Monday, June 06, 2022

Singers’ big mistakes in performance usually go unnoticed by the audience

A choir concert is never 100% perfect. There are usually one or two minor errors, or even big mistakes.

photo by Alex Proimos

But what might feel like a huge disaster on stage is often not noticed by your audience.

Singers usually know when they’ve gone wrong. It might be a missed cue, a forgotten lyric, or an incorrect starting note. To an individual singer this can feel like a huge and obvious mistake. Surely everyone in the audience has noticed? What an embarrassment!

However, in a choir of 30 or more singers, one small transgression is usually difficult to spot. The whole effect is greater than the sum of its individual parts.

Occasionally a whole section may come in at the wrong time or get the starting note wrong. And from time to time, the entire choir may make a mistake, e.g. everyone stops singing prematurely or gets the timing totally wrong.

Unless it’s a very well-known piece, the audience won’t know what to expect. Perhaps that false ending was how it was supposed to finish. Or that weird chord might have been intentional. Or the unusual timing was just a very clever and complex example of polyrhythm.

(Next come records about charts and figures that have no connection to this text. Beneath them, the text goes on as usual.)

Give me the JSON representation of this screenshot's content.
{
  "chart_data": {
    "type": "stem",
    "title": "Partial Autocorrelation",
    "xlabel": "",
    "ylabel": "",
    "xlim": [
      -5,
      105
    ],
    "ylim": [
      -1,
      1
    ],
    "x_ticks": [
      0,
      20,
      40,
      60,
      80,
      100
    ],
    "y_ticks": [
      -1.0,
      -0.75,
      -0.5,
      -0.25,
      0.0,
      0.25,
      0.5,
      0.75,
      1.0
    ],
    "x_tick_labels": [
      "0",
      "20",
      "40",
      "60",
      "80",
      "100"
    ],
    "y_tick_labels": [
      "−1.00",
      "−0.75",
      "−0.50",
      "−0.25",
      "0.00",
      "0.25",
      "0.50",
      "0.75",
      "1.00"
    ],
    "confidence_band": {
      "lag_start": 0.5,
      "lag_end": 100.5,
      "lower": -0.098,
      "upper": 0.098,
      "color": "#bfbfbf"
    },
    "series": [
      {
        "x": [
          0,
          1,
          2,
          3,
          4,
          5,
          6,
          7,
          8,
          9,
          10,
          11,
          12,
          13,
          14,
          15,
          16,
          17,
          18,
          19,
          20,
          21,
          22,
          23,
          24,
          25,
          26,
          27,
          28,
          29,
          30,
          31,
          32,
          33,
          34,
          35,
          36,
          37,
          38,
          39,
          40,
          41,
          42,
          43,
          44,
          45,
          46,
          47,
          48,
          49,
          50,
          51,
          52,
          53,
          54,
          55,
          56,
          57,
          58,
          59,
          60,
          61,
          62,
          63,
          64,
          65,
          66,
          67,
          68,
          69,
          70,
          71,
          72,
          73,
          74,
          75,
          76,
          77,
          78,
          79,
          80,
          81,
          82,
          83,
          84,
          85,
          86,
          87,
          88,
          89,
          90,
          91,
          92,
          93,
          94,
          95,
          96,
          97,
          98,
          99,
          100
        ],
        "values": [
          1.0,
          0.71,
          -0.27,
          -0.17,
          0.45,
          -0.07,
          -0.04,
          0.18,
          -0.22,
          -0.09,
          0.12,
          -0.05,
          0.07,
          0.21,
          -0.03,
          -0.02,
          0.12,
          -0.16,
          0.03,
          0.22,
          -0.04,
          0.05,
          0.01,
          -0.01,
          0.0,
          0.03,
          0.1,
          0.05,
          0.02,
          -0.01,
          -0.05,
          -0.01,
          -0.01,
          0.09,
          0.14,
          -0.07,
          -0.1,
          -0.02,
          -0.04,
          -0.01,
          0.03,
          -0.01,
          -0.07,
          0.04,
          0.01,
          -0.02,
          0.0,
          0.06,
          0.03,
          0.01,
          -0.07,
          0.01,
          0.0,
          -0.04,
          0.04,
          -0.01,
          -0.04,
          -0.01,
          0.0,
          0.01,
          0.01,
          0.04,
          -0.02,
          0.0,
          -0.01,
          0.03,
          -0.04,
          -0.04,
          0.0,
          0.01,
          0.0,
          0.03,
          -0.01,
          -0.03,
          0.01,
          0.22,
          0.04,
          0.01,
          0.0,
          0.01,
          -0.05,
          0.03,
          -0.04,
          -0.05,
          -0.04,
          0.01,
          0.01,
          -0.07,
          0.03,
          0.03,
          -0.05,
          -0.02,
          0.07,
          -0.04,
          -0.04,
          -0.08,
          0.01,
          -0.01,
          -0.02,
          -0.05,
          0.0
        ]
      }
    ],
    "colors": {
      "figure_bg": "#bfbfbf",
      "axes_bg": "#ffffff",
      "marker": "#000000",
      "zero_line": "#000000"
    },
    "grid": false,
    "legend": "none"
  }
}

In which case, the audience won’t notice. The singers will because they know how the piece should go. But not the audience.

Even if some in the audience spot something ‘wrong’, it’s usually over in a few seconds and is but a small part of the whole song. Which in turn is but a small part of the whole concert. The audience will forget most mistakes by the time the concert is ends.

I’ve discovered over the years that getting the choir to make a big mistake early on can be a distinct advantage. For example, giving out the wrong starting notes or counting a song in incorrectly. The audience visibly relax and realise that the singers on stage are human after all. For the rest of the concert they are with us, willing us to succeed.

I once saw a play where the stage lights all went out during one scene. The actors carried on in darkness as though nothing had happened. The lights remained off for several minutes. At the end of the show, I realised that most of the audience hadn’t even noticed the blackout!

So singers, don’t beat yourself up when something goes wrong in performance. It’s not the end of the world, and probably nobody noticed any way.

Of course, just because audiences may not notice our mistakes on stage, doesn’t mean that we shouldn’t aim for 100% accuracy in our performance. We will never achieve it, but aiming is what counts.